Elle aurait mieux fait de garder une trace de sa mission avec Haru plutôt que de celle avec Logan, à en croire la demoiselle. Pas de chance. Peut-être pourrait-elle retrouver leur prestation du côté des vidéos amateurs ? Mais l'idée du miroir lui plaisait bien. Au moins ne craignait-elle pas de la voir aboyer soudainement face à son reflet, comme elle avait pu voir des Caninos faire dans le passé. Les oiseaux piaffaient, au mieux.
— Je vais tester ça, et je te dirai s'il y a eu du changement.
Même elle avait du mal à y croire. La blessure paraissait trop profonde pour qu'un simple verre poli puisse y faire quoi que ce soit. Mais elle essayerait malgré tout, sans grand espoir, mais elle n'était pas résignée pour autant. Viendrait un jour où elle rencontrerait un Médecin dont la psychanalyse et psychiatrie seraient ses domaines de prédilection. C'était bien beau de maîtriser par cœur les herbes et leurs fonctionnements, mais si le psyché restait inconnu du corps médical, c'était inutile. Sans offense, Idalienor.
Elle était prête à sauter tête la première dans le lac. Elle allait le faire avant que la chaîne ne l'arrête, lui rappelant qu'elle était dépendante de sa partenaire. La rousse se calma quelque peu, ensemble, les demoiselles trouvèrent refuge dans l'eau. Elle était froide en cette fin d'été, l'automne tapait à leurs portes. Salomé frissonna et fit quelques mouvements, suivie de près par Idalienor. La priorité était de rester actives, ne pas devenir statiques pour se laisser saisir par le froid. Elles avaient une grande étendue à franchir, inutile de se précipiter pour autant, il ne servait à rien de finir essoufflée, même si cela restait un parcours Vitesse.
Elle eut un regard entre deux brasses pour Algernon qui traversait à son tour, toujours accroché à Ainara. Son corps minuscule continuait de se voir secoué de spasmes par moments, suffisamment pour gêner la Nirondelle et son vol propre et droit. Cela aurait pu faire rire sa dresseuse si une note n'était pas à la clef. Même si elle se fichait bien de la note finale, preuve en était le temps qu'elle leur avait fait perdre avec le diagnostic de sa Plumeline.
Puis il y eut un PLOUF sonore juste derrière Salomé. Suivi d'un autre en moins de dix secondes.
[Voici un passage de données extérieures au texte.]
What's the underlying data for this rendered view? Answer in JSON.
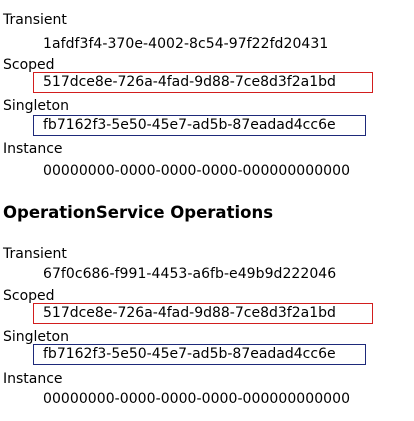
{
  "group1": {
    "transient_label": "Transient",
    "transient_value": "1afdf3f4-370e-4002-8c54-97f22fd20431",
    "scoped_label": "Scoped",
    "scoped_value": "517dce8e-726a-4fad-9d88-7ce8d3f2a1bd",
    "singleton_label": "Singleton",
    "singleton_value": "fb7162f3-5e50-45e7-ad5b-87eadad4cc6e",
    "instance_label": "Instance",
    "instance_value": "00000000-0000-0000-0000-000000000000"
  },
  "heading": "OperationService Operations",
  "group2": {
    "transient_label": "Transient",
    "transient_value": "67f0c686-f991-4453-a6fb-e49b9d222046",
    "scoped_label": "Scoped",
    "scoped_value": "517dce8e-726a-4fad-9d88-7ce8d3f2a1bd",
    "singleton_label": "Singleton",
    "singleton_value": "fb7162f3-5e50-45e7-ad5b-87eadad4cc6e",
    "instance_label": "Instance",
    "instance_value": "00000000-0000-0000-0000-000000000000"
  },
  "colors": {
    "scoped_box": "#d21e1e",
    "singleton_box": "#1e2a7a"
  }
}
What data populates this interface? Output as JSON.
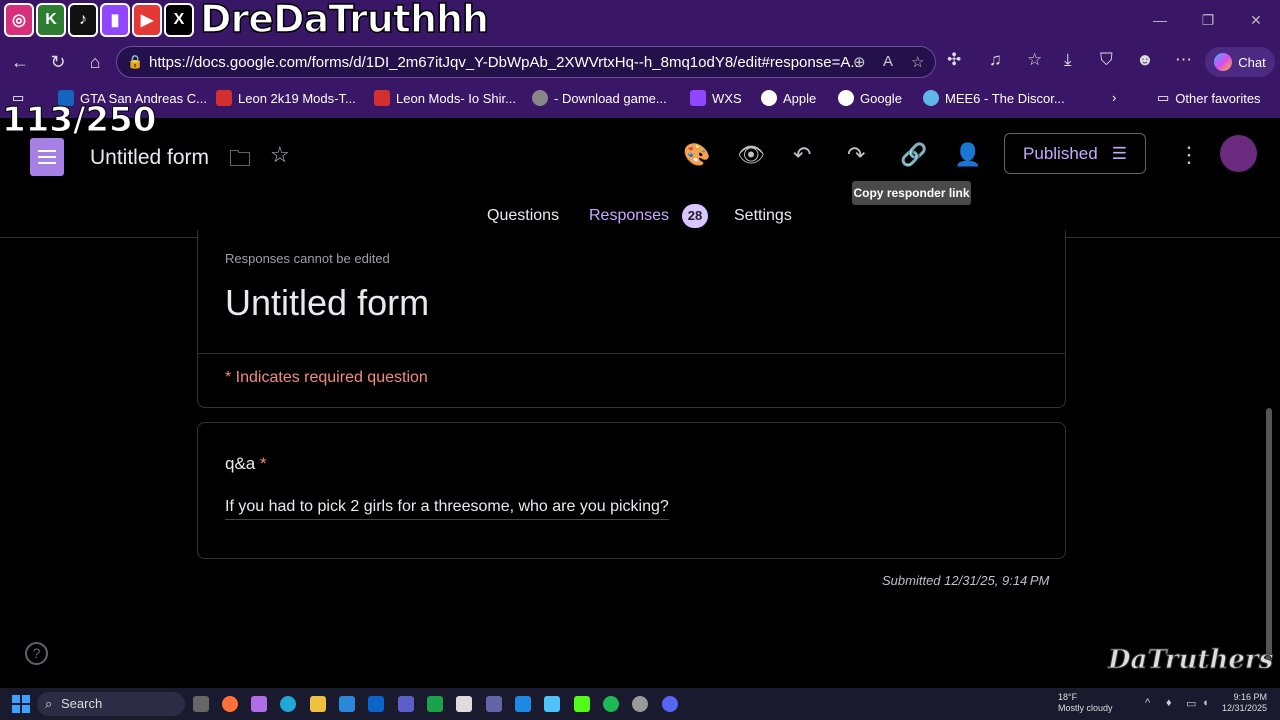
{
  "overlay": {
    "name": "DreDaTruthhh",
    "counter": "113/250",
    "watermark": "DaTruthers"
  },
  "window": {
    "minimize": "—",
    "restore": "❐",
    "close": "✕"
  },
  "browser": {
    "url": "https://docs.google.com/forms/d/1DI_2m67itJqv_Y-DbWpAb_2XWVrtxHq--h_8mq1odY8/edit#response=A...",
    "chat_label": "Chat",
    "bookmarks": [
      {
        "label": "GTA San Andreas C...",
        "color": "#1565c0"
      },
      {
        "label": "Leon 2k19 Mods-T...",
        "color": "#d32f2f"
      },
      {
        "label": "Leon Mods- Io Shir...",
        "color": "#d32f2f"
      },
      {
        "label": "- Download game...",
        "color": "#888888"
      },
      {
        "label": "WXS",
        "color": "#9146ff"
      },
      {
        "label": "Apple",
        "color": "#ffffff"
      },
      {
        "label": "Google",
        "color": "#ffffff"
      },
      {
        "label": "MEE6 - The Discor...",
        "color": "#5fb6e8"
      }
    ],
    "other_favorites": "Other favorites"
  },
  "forms": {
    "title": "Untitled form",
    "published_label": "Published",
    "tooltip": "Copy responder link",
    "tabs": [
      {
        "label": "Questions"
      },
      {
        "label": "Responses"
      },
      {
        "label": "Settings"
      }
    ],
    "response_count": "28"
  },
  "response": {
    "notice": "Responses cannot be edited",
    "form_title": "Untitled form",
    "required_note": "* Indicates required question",
    "question_label": "q&a",
    "required_star": "*",
    "answer": "If you had to pick 2 girls for a threesome, who are you picking?",
    "submitted": "Submitted 12/31/25, 9:14 PM"
  },
  "taskbar": {
    "search_label": "Search",
    "weather_temp": "18°F",
    "weather_desc": "Mostly cloudy",
    "time": "9:16 PM",
    "date": "12/31/2025"
  }
}
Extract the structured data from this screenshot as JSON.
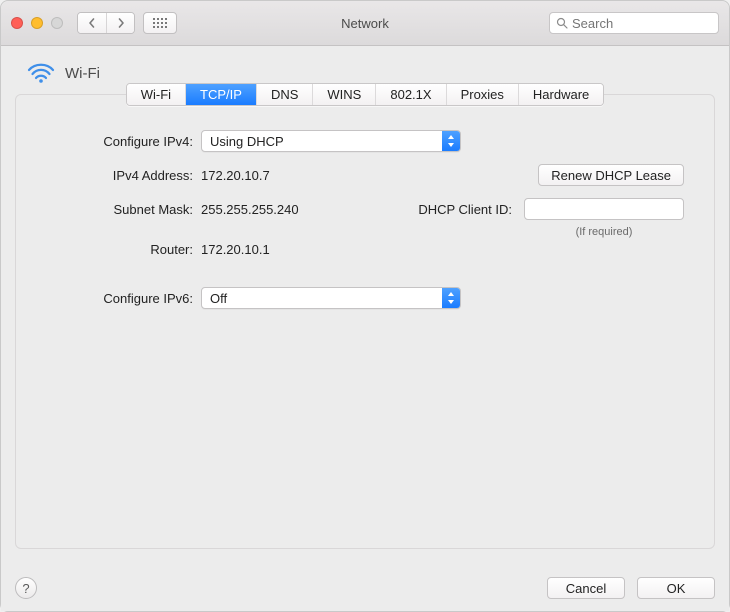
{
  "window": {
    "title": "Network"
  },
  "toolbar": {
    "search_placeholder": "Search"
  },
  "heading": {
    "title": "Wi-Fi"
  },
  "tabs": [
    {
      "label": "Wi-Fi",
      "active": false
    },
    {
      "label": "TCP/IP",
      "active": true
    },
    {
      "label": "DNS",
      "active": false
    },
    {
      "label": "WINS",
      "active": false
    },
    {
      "label": "802.1X",
      "active": false
    },
    {
      "label": "Proxies",
      "active": false
    },
    {
      "label": "Hardware",
      "active": false
    }
  ],
  "tcpip": {
    "configure_ipv4_label": "Configure IPv4:",
    "configure_ipv4_value": "Using DHCP",
    "ipv4_address_label": "IPv4 Address:",
    "ipv4_address_value": "172.20.10.7",
    "subnet_mask_label": "Subnet Mask:",
    "subnet_mask_value": "255.255.255.240",
    "router_label": "Router:",
    "router_value": "172.20.10.1",
    "renew_lease_label": "Renew DHCP Lease",
    "dhcp_client_id_label": "DHCP Client ID:",
    "dhcp_client_id_value": "",
    "dhcp_client_id_hint": "(If required)",
    "configure_ipv6_label": "Configure IPv6:",
    "configure_ipv6_value": "Off"
  },
  "footer": {
    "help_label": "?",
    "cancel_label": "Cancel",
    "ok_label": "OK"
  }
}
Comme un caillou qui faisait des ricochets.***
Tous des oiseaux, hein ? Ça ferait une belle pièce, dis-moi. Ainara : oiseau. Algernon : oiseau. Mais c'est moi, ça, Algernon. Algernon : moi : oiseau.
Je chante. D'un cri propre à ceux de mon espèce. Mais différent aussi. La Nirondelle me jette un regard noir, comme si j'avais dit quelque chose de mauvais, comme si je racontais n'importe quoi. Comme si je faisais trop de bruit. Il faut bien s'occuper le temps qu'on en finisse avec cette baignoire géante. Bleu, bleu, bleu. C'était quoi déjà ? Rouge, rouge, rouge. Mais que du bleu en-dessous de nous. Et du bleu eu-dessus de nous. Un peu plus clair, comme celui que je portais pendant la compétition de sport, moi à la recherche du Goélise d'or. Bleu, rouge, bleu.
Rouge ?
Je crie. Manque de m'étouffer. Rouge, rouge, rouge. Ça se rapproche, ça perce le bleu, pour que ne reste que le rouge. C'est comme quand je me cogne, c'est rouge comme le liquide qui s'écoule hors de moi. C'est rouge et c'est vivant.
Et ça vient sur nous.
Ainara aussi l'a vu. Elle s'arrête, je continue d'avancer, on s'emmêle les ailes, puis les pattes, froissons nos plumes dans le vide tandis que la traînée rouge se rapproche, flèche de feu qui nous frôle une première fois. C'est rouge et chaud. Un éclair qui revient et en a fini de malmener le bleu.
Un comme moi. Un comme nous. Plus rouge, plus gros, plus tout.
Rouge.Rouge. Rouge.
Coup de serres sur nos chaînes. C'était moins une. Ma Salomé est loin devant. Je crie à nouveau mais ma voix ne porte pas loin, noyée par les pépiements de Ainara. Ça sert à quoi, ces liens, dis-moi ?
Nouveau vol en piqué, droit sur nous.
Noir.
***
La rousse se retourne enfin, agacée par les cris d'un Pokemon sauvage qui noie un peu trop ses pensées. Elle se retourne et voit l'ombre d'un Flambusard qui s'éloigne. Elle s'arrête brusquement, cherchant du regard les deux type Vol. Mais il n'y a rien.
— ALGERNON !
Mais juste l'immensité du lac pour seule réponse. Il n'en faut pas plus pour que son cerveau panique et que son cœur s'emballe. Elle connaît le régime alimentaire de cet oiseau de proie. Elle sait qu'il n'est pas venu ici par hasard. Algernon figure droit dans sa nourriture de prédilection.
Non.
Elle ne peut croire une vérité pareille. C'est son imagination qui parle, c'est la peur qui l'étreint, c'est, c'est, c'est.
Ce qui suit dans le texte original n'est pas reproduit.